Dating back to State Farm v. Smoot, 381 F.2d 331 (1967), and USF&G v. Evans, 116 Ga. App. 93 (1967), the courts have held that insurers must act reasonably and in good faith in evaluating claims against their insureds and, while considering their own interests, they must give equal consideration to the interests of the insured. As the court held in Smoot, the question is whether the insurer conducted a reasonable evaluation of the case “at each stage,” whether “proposed settlements were rejected consciously in terms of deliberative judgment evaluation or because of other or no reasons.” Smoot, 381 F.2d at 334. The insurer must consider the conduct of its insured in the incident at issue, the medical evidence, and all other factors likely to affect the verdict. Smoot also teaches that the insurer should seek and consider defense counsel’s judgment in evaluating the case. In Evans, the Georgia Court of Appeals held that the insurer is negligent in failing to settle if “trial would involve chances of unfavorable results out of reasonable proportion to the chances of favorable results.” Evans, 116 Ga. App. at 95. Thus, if the insurer declines to pay a demand within policy limits, and a judgment is rendered in excess of the limits, the insured may file suit against the insurer for bad faith or negligent refusal to settle. If the insured proves either, the insurance company must pay the excess amount.

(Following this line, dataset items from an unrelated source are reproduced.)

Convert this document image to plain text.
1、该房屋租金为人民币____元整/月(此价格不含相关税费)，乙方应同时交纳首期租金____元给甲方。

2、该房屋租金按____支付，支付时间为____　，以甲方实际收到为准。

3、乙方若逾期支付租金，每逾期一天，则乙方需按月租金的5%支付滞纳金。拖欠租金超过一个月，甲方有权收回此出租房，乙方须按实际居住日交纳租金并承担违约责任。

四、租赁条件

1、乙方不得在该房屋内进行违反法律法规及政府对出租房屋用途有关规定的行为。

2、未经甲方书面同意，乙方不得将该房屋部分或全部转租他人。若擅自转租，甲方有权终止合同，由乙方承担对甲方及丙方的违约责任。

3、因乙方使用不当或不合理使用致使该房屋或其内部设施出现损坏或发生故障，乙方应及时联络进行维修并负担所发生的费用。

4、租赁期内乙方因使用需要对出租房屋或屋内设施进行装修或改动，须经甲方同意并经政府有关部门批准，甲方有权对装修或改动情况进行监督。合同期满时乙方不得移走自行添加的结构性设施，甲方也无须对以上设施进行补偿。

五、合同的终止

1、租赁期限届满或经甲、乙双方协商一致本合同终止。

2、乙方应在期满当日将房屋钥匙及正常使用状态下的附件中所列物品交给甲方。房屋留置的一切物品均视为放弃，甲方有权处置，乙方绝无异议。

The problem for defense counsel is that, while he or she is working with the insurance company to investigate and evaluate the case, counsel must take an apparently adversarial position by advising the insured of their right to sue the company for bad faith. But that is our duty, as clearly stated in the Georgia Supreme Court’s Formal Advisory Opinion 86-4. The Court first states that the plaintiff’s attorney is not the proper person to inform the insured of the potential bad faith claim because that amounts to legal advice to an adverse party. The proper person is defense counsel. While the Court acknowledges defense counsel’s “dilemma”-the insurance company hired counsel and would prefer that the insured not know of the right to sue for bad faith-the Court states that “the dilemma is only apparent.” Counsel represents the insured, the Court says, and has an ethical duty to not only inform the insured of settlement offers, but also of the insurance company’s potential bad faith in refusing to accept a reasonable offer within policy limits.
As a practical matter, it helps to call the insurance company to give them a heads up before the letter goes out to the insured client. And when your honest and informed opinion is that the value of the case should not exceed policy limits, there is nothing wrong with sharing that opinion with the insured while telling them at the same time that it is in their best interest for the case to settle.